His low, hoarse voice made me shiver again. I was too out of breath to answer immediately.

He called my name again, this time with a hint of panic.

He reached for the desk lamp by the bed. "No!" I gasped, "I'm fine!"

He touched my face anxiously, which did nothing to calm me down. I angrily pushed his hand away.

He withdrew slightly, looking somewhat at a loss. "Are you angry?" he asked cautiously after a while, and the faint hurt in his tone made my heart skip a beat.

Fortunately, by then I could finally form a complete sentence. "I'm not angry," I said, "just... just that was such an embarrassing humiliation!"

Yes, it was a humiliating shame. Me, the more experienced one of us two, almost fainted from a kiss from a second-timer rookie.

He thought for a moment, longer than usual, and I suppose the kiss had affected him too.
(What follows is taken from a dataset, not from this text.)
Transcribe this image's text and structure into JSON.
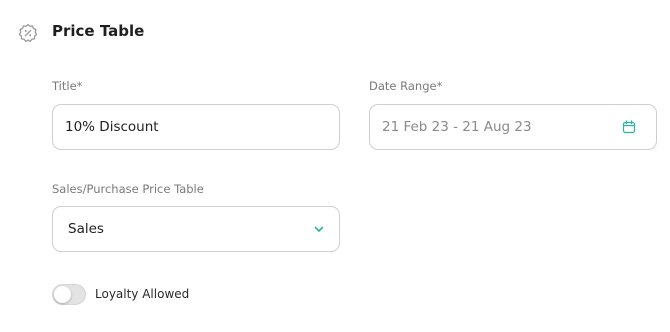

Then, of course, my ever-so-clever Sherlock always knew exactly what I was thinking. He fully understood and started to snicker.

I protested awkwardly, "After all, I'm not completely recovered yet."

He didn't reply, just laughed harder. I was still lying on top of him, and the laughter in his chest tossed me up and down like a ship on the crest of a wave. I started to laugh too, first stiflingly, then I couldn't hold back and laughed until tears streamed down my face, laughing hysterically and unable to stop. It was just like that time when we chased a taxi impersonating a London police officer, got caught, and ran frantically back to Baker Street, laughing softly against the wall in the dark staircase.

I cupped his face with both hands and commanded him, "Stop laughing!" two inches from his face.

He retorted with a laugh, "You have to earn it!"

This time I found his lips accurately and covered his mouth with mine. I had to make him feel my strength.

He completely gave up control and just followed my rhythm. He was completely different from before; he was proud and soft like a cat. When I kissed his ear, he shivered, then he panted and turned gently to avoid my lips, rubbing his burning face against the pillow. That lazy, relaxing and submissive feeling almost made me swoon.

After a round of chasing and dodging, I successfully circled his head with my forearm, preventing him from moving. I bit his earlobe contentedly, and he didn't make a sound but trembled as if he couldn't bear it. I heard rustling sounds, I think he was gripping the sheets tightly with his pale, long fingers, and the image in my mind made me dizzy like I was having a stroke. The next second, he finally gasped my name as if he couldn't catch his breath—I had to stop because I was about to faint again.

I vowed fiercely in my heart that I would get better soon. All of this was so damn humiliating! So damn humiliating!